Paper had been invented 1,500 years earlier in China and long used in the Arabic world, where literacy was common. Yet it had taken centuries to spread to Christian Europe, because illiterate Europe no more needed a cheap writing surface than it needed a cheap metal to make crowns and sceptres. Paper caught on only when a commercial class started to need an everyday writing surface for contracts and accounts. “If 11th-century Europe had little use for paper,” writes Mark Kurlansky in his book Paper, “13th-century Europe was hungry for it.”
When paper was embraced in Europe, it became arguably the continent’s earliest heavy industry. Fast-flowing streams (first in Fabriano, Italy, and then across the continent) powered massive drop-hammers that pounded cotton rags, which were being broken down by the ammonia from urine. The paper mills of Europe reeked, as dirty garments were pulped in a bath of human piss.
Paper opened the way for printing. The kind of print run that might justify the expense of a printing press could not be produced on parchment; it would require literally hundreds of thousands of animal skins. It was only when it became possible to mass-produce paper that it made sense to search for a way to mass-produce writing too.
Not that writing is the only use for paper. In his book Stuff Matters, Mark Miodownik points out that we use paper for everything from filtering tea and coffee to decorating our walls. Paper gives us milk cartons, cereal packets and corrugated cardboard boxes. It can be sandpaper, wrapping paper or greaseproof paper. In quilted, perforated form, paper is soft, absorbent and cheap enough to wipe, well, anything you want.
Toilet paper seems a long way from the printing revolution. And it is easily overlooked — as we occasionally discover in moments of inconvenience. But many world-changing inventions hide in plain sight in much the same way — too cheap to remark on, even as they quietly reorder everything.
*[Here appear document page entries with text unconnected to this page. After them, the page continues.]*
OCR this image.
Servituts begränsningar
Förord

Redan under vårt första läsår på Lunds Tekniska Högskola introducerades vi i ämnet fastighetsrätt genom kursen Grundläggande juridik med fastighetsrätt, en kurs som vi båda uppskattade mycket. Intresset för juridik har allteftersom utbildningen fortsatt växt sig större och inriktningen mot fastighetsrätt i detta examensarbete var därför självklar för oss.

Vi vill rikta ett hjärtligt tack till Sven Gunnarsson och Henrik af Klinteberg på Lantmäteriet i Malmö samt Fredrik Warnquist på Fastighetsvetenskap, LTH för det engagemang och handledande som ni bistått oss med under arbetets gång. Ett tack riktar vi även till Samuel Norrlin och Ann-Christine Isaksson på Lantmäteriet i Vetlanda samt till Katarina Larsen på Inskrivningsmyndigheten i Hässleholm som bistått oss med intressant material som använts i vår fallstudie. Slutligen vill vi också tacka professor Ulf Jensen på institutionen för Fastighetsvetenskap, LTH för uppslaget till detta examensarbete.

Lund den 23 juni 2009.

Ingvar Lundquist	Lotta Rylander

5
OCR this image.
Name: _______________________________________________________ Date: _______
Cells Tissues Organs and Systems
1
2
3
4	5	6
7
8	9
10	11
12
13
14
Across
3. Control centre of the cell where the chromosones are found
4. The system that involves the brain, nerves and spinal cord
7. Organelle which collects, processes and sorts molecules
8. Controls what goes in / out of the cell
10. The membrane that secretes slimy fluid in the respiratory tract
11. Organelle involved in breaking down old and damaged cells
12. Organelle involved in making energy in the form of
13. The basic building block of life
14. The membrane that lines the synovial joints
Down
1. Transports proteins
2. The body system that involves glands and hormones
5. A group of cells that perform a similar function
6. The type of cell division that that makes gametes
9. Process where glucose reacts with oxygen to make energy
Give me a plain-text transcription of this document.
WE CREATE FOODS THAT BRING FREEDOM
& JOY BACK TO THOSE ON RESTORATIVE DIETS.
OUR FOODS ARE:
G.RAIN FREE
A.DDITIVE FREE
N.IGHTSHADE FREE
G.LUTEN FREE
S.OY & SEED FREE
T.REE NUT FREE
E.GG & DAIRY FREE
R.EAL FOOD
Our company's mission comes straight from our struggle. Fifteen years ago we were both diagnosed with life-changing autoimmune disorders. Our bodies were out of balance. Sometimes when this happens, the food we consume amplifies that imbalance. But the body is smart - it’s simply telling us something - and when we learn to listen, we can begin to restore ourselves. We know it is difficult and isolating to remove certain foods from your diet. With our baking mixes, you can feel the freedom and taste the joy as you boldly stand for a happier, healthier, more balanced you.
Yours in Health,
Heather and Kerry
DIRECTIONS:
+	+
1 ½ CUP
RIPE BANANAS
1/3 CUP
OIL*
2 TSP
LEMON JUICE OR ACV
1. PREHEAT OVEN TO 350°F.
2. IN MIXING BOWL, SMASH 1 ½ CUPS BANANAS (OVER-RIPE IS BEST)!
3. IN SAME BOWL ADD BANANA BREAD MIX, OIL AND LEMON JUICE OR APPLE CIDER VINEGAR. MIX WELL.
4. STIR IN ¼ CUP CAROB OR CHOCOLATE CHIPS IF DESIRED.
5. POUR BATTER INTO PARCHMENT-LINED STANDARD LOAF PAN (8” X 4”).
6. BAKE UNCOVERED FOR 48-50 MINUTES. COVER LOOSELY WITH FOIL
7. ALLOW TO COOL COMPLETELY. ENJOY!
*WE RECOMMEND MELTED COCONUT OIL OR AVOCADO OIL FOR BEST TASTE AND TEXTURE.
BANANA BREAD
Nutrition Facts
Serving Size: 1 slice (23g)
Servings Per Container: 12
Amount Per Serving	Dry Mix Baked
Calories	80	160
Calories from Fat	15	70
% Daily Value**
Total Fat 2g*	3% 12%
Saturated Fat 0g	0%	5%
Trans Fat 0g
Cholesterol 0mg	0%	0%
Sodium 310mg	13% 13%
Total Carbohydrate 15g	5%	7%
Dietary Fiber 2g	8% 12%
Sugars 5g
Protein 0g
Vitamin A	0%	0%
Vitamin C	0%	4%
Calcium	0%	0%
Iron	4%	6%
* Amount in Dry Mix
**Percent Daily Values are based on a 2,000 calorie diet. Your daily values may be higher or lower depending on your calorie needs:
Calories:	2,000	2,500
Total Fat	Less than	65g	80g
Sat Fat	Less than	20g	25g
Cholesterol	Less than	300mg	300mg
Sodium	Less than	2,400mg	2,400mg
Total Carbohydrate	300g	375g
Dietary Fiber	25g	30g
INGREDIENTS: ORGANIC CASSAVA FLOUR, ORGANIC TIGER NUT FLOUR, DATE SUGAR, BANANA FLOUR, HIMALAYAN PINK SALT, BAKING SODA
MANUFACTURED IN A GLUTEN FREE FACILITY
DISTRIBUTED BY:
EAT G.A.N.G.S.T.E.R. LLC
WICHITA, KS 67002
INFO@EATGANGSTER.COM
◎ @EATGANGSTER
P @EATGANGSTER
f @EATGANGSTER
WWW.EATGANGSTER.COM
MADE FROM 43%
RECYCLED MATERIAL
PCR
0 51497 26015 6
We might call this the “toilet-paper principle”.
It’s not hard to find examples of the toilet-paper principle, once you start to look. The American west was reshaped by the invention of barbed wire, which was marketed by the great salesman John Warne Gates with the slogan: “Lighter than air, stronger than whiskey, cheaper than dust.”
Barbed wire enabled settlers to fence in vast areas of prairie cheaply. Joseph Glidden patented it in 1874; just six years later, his factory produced enough wire annually to circle the world 10 times over. Barbed wire’s only advantage over wooden fencing was its cost but that was quite sufficient to cage the wild west, where the simple invention prevented free-roaming bison and cowboys’ herds of cattle from trampling crops.